Before the Revolution: America's Ancient Pasts
by Daniel K. Richter
Before the Revolution: America’s Ancient Pasts is a fantastic colonial history. One of the most striking things about it is where it begins: not in the seventeenth or eighteenth century, but in the medieval period, in the late 1200s and 1300s. Richter starts there in order to compare medieval England and medieval North America and to show how these societies were already diverging long before the Revolution itself. The point is that the forces leading up to the American Revolution had very deep roots.
I would compare this book somewhat to Albion’s Seed. Where Albion’s Seed focuses on the first four migratory waves into America, Before the Revolution covers both what was happening in England during those migrations and what was motivating the people who made them. It gives you a broader framework for understanding the colonial world.
This is also the book that brings back one of my high school teacher’s old lines, which has been stuck in my head ever since: that the American Revolution was a sequel to the English Civil War. I am still not completely sure that is true in a clean, literal sense, but after reading Richter, it definitely seems true that the English Civil War left massive scars on the American psyche that extended all the way into the revolutionary period.
The way Richter tells it, there are roughly four phases to this history. First come the colonial beginnings, the era Albion’s Seed partly describes, where people are trying to build little villages, farms, and plantations across the ocean. It is messy, neglected, and often miserable, with plenty of fantasy about finding gold that does not exist. Then comes the English Civil War, which drives major waves of migration, including religious refugees, economic refugees, and eventually people displaced by the broader fact that England is crowded and trying to push population outward. After that, once the Civil War settles, the Atlantic economic system really starts to take shape. This is when a kind of broader Atlantic British identity emerges.
That matters because when you watch something like John Adams, or think about the debates of 1774 and 1775, these people did not yet think of themselves as straightforwardly American.

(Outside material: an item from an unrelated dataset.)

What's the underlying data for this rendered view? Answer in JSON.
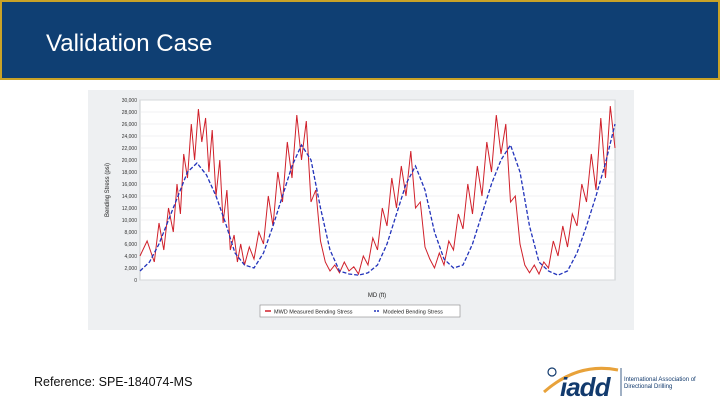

Fundamentally, they were British. They lived inside the British system. They bought British goods, traded with British merchants, and moved through British institutions. In some ways, it would have felt less like a foreign relationship and more like a person in California trading with someone in New York.
One thing this book pushes against is the revisionist story that the American Revolution was simply a matter of rich white settlers wanting lower taxes and independence from Britain so they could do whatever they wanted. That version often feels like it takes current political categories and retrofits them onto the eighteenth century, as though the Founders were basically modern Republicans and the British were some kind of socialist Labour government trying to fund the NHS. That is obviously an exaggeration, but not by as much as some modern interpretations would like.
The Revolution does not need to be glamorized. It is very clear that many colonial settlers, rich and poor alike, wanted access to Indigenous land, and that the British were trying to restrain westward expansion because they did not want to pay for the conflicts it would trigger. It is also clear that, in trying to hold the empire together after the Seven Years’ War, and in trying to govern newly acquired French populations, Britain had to create systems of governance that did not fit what the colonial settlers were used to.
One way to imagine this is to picture the federal government suddenly incorporating territories that are directly controlled by the president rather than treated like ordinary states. You can imagine how unsettling that would feel to people living in the existing system. Richter makes clear that the Revolution was not just rich white people fighting other rich white people over money. It was a society in the middle of a profound political, economic, and imperial divorce.
Other books, like The American Revolutions, make it clear that this break may not even have made immediate sense from a narrow short-term economic perspective. And that itself suggests that there was more going on than simple material self-interest.